ITEXPO is just getting started, so if you’d like to join us, get registered online, or just head on over to the Miami Beach Convention Center (registration is in Hall B).
As for Sonus, it recently announced some enhancements to its SBC 1000 and SBC 2000 solutions, explained David Sauerhaft, director of product line management at the company. The enhancements address management features, including tweaks to the REST interface for easier provisioning to simplify deployments.
The solution is integrated with the Microsoft (News - Alert) Lync QoE server, which enables it to collect information on the trunk side of the SBC and report that to the Microsoft QoE server, Sauerhaft explained. As a result, the user now gets a complete picture of the quality of the SIP trunk, and the system feeds that to the QoE server, which looks at jitter, delay, R-value (which is similar to a MoS score), and packet loss.
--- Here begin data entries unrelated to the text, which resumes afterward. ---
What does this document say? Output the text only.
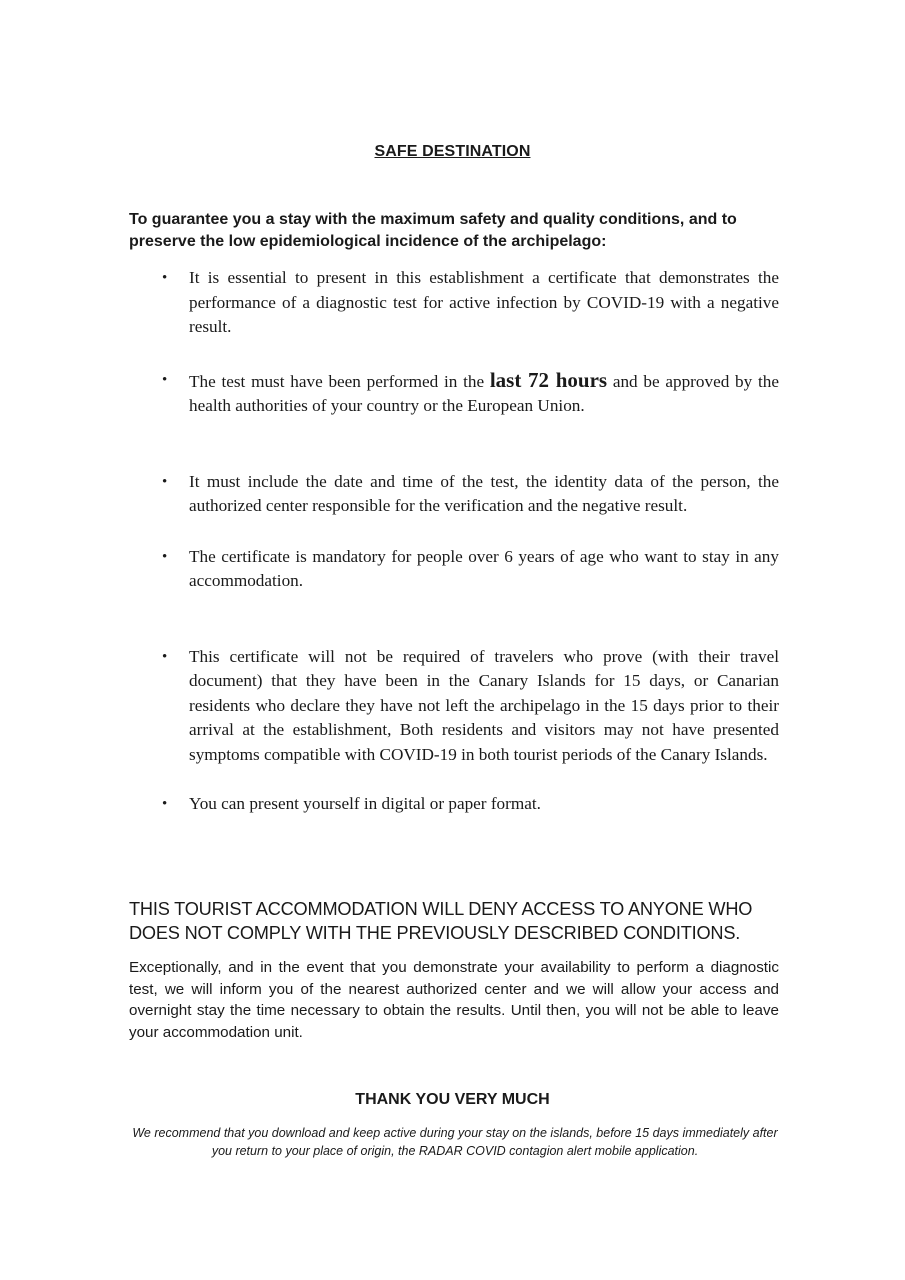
SAFE DESTINATION
To guarantee you a stay with the maximum safety and quality conditions, and to preserve the low epidemiological incidence of the archipelago:
• It is essential to present in this establishment a certificate that demonstrates the performance of a diagnostic test for active infection by COVID-19 with a negative result.
• The test must have been performed in the last 72 hours and be approved by the health authorities of your country or the European Union.
• It must include the date and time of the test, the identity data of the person, the authorized center responsible for the verification and the negative result.
• The certificate is mandatory for people over 6 years of age who want to stay in any accommodation.
• This certificate will not be required of travelers who prove (with their travel document) that they have been in the Canary Islands for 15 days, or Canarian residents who declare they have not left the archipelago in the 15 days prior to their arrival at the establishment, Both residents and visitors may not have presented symptoms compatible with COVID-19 in both tourist periods of the Canary Islands.
• You can present yourself in digital or paper format.
THIS TOURIST ACCOMMODATION WILL DENY ACCESS TO ANYONE WHO DOES NOT COMPLY WITH THE PREVIOUSLY DESCRIBED CONDITIONS.
Exceptionally, and in the event that you demonstrate your availability to perform a diagnostic test, we will inform you of the nearest authorized center and we will allow your access and overnight stay the time necessary to obtain the results. Until then, you will not be able to leave your accommodation unit.
THANK YOU VERY MUCH
We recommend that you download and keep active during your stay on the islands, before 15 days immediately after you return to your place of origin, the RADAR COVID contagion alert mobile application.
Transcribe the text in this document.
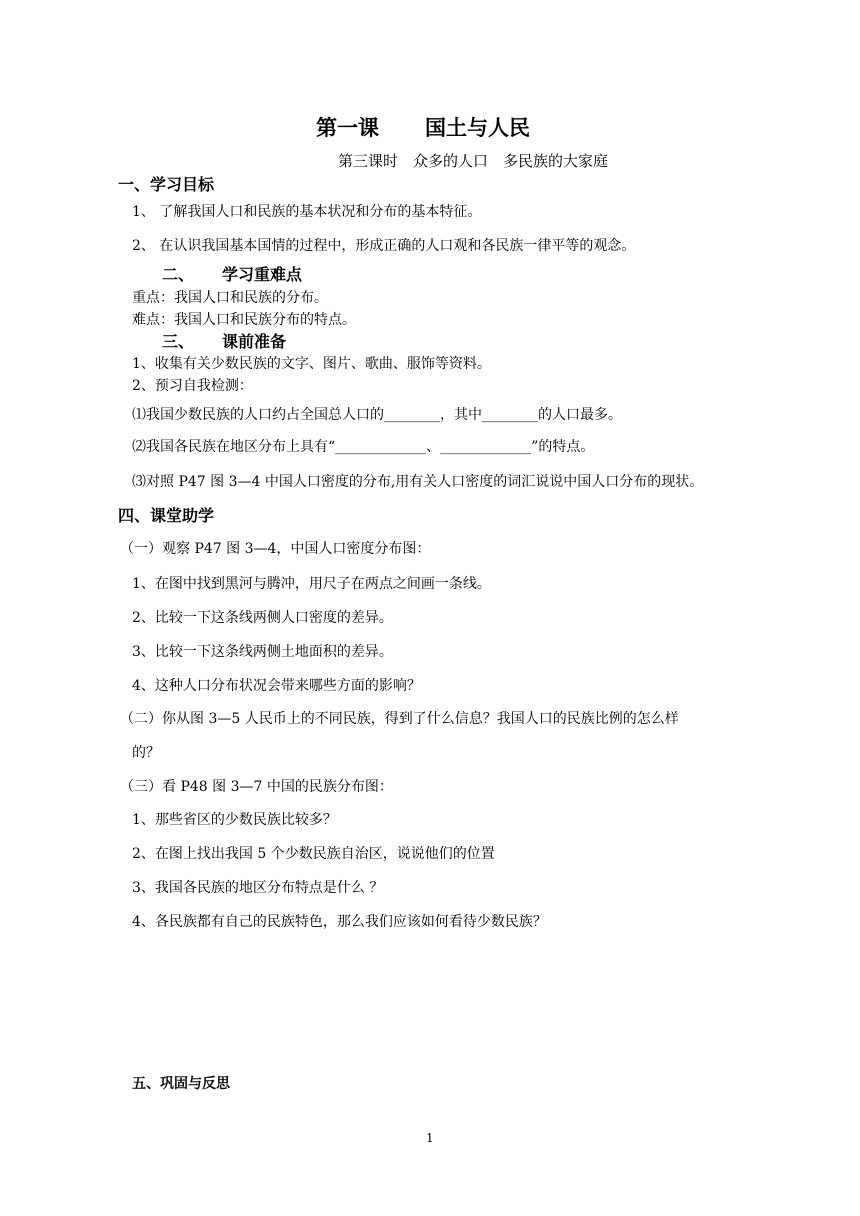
第一课 国土与人民
第三课时　众多的人口　多民族的大家庭
一、学习目标
1、 了解我国人口和民族的基本状况和分布的基本特征。
2、 在认识我国基本国情的过程中，形成正确的人口观和各民族一律平等的观念。
二、 学习重难点
重点：我国人口和民族的分布。
难点：我国人口和民族分布的特点。
三、 课前准备
1、收集有关少数民族的文字、图片、歌曲、服饰等资料。
2、预习自我检测：
⑴我国少数民族的人口约占全国总人口的________，其中________的人口最多。
⑵我国各民族在地区分布上具有“_____________、_____________”的特点。
⑶对照 P47 图 3—4 中国人口密度的分布,用有关人口密度的词汇说说中国人口分布的现状。
四、课堂助学
（一）观察 P47 图 3—4，中国人口密度分布图：
1、在图中找到黑河与腾冲，用尺子在两点之间画一条线。
2、比较一下这条线两侧人口密度的差异。
3、比较一下这条线两侧土地面积的差异。
4、这种人口分布状况会带来哪些方面的影响？
（二）你从图 3—5 人民币上的不同民族，得到了什么信息？我国人口的民族比例的怎么样
的？
（三）看 P48 图 3—7 中国的民族分布图：
1、那些省区的少数民族比较多？
2、在图上找出我国 5 个少数民族自治区，说说他们的位置
3、我国各民族的地区分布特点是什么 ？
4、各民族都有自己的民族特色，那么我们应该如何看待少数民族？
五、巩固与反思
1
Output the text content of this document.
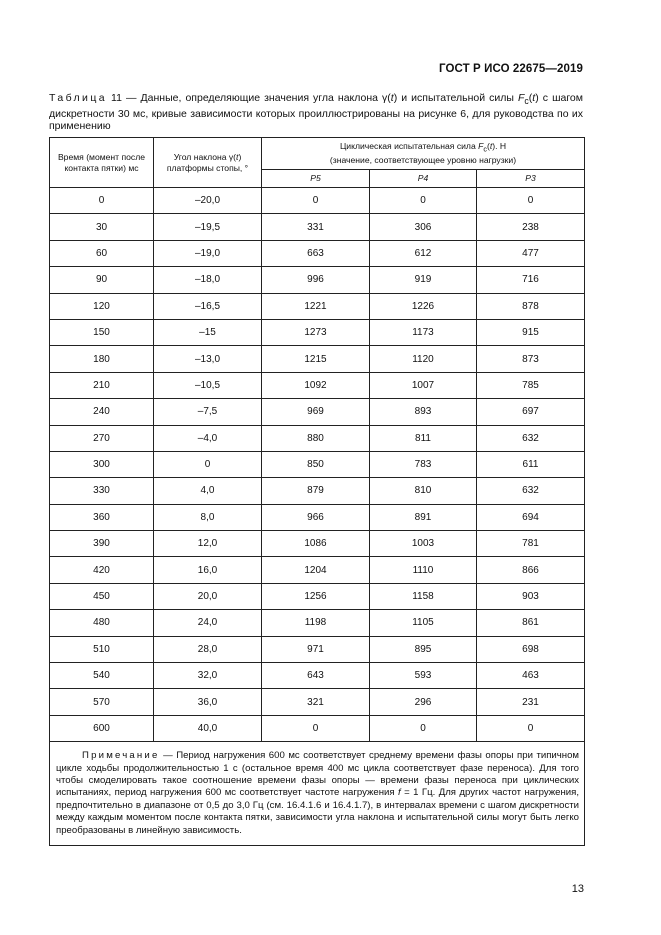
ГОСТ Р ИСО 22675—2019
Таблица 11 — Данные, определяющие значения угла наклона γ(t) и испытательной силы $F_c(t)$ с шагом дискретности 30 мс, кривые зависимости которых проиллюстрированы на рисунке 6, для руководства по их применению
Время (момент после контакта пятки) мс	Угол наклона γ(t) платформы стопы, °	Циклическая испытательная сила $F_c(t)$. Н
(значение, соответствующее уровню нагрузки)		
		P5	P4	P3
0	–20,0	0	0	0
30	–19,5	331	306	238
60	–19,0	663	612	477
90	–18,0	996	919	716
120	–16,5	1221	1226	878
150	–15	1273	1173	915
180	–13,0	1215	1120	873
210	–10,5	1092	1007	785
240	–7,5	969	893	697
270	–4,0	880	811	632
300	0	850	783	611
330	4,0	879	810	632
360	8,0	966	891	694
390	12,0	1086	1003	781
420	16,0	1204	1110	866
450	20,0	1256	1158	903
480	24,0	1198	1105	861
510	28,0	971	895	698
540	32,0	643	593	463
570	36,0	321	296	231
600	40,0	0	0	0
Примечание — Период нагружения 600 мс соответствует среднему времени фазы опоры при типичном цикле ходьбы продолжительностью 1 с (остальное время 400 мс цикла соответствует фазе переноса). Для того чтобы смоделировать такое соотношение времени фазы опоры — времени фазы переноса при циклических испытаниях, период нагружения 600 мс соответствует частоте нагружения f = 1 Гц. Для других частот нагружения, предпочтительно в диапазоне от 0,5 до 3,0 Гц (см. 16.4.1.6 и 16.4.1.7), в интервалах времени с шагом дискретности между каждым моментом после контакта пятки, зависимости угла наклона и испытательной силы могут быть легко преобразованы в линейную зависимость.				
13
As a result, users can carry out easier troubleshooting, and if they’re building out a Microsoft environment that ties in other applications, they can do quality control on those apps as well.
In other recent news from Sonus, the company in November introduced a software edition of its SBC running on VMware. You may also remember that Sonus recently announced plans to acquire DIAMETER solution provider Performance Technologies (News - Alert) Inc. However, because that deal has not yet closed, Sauerhaft was unable to discuss that development.
Nevertheless, Sauerhaft said that Sonus is now the largest independent SBC provider and is providing the infrastructure to enable real-time communications in the cloud environment.
“That means routing, it means enabling disparate systems to communicate with each other, and finally it’s a security element as well,” he said. “That points to the direction we’re headed in the future.”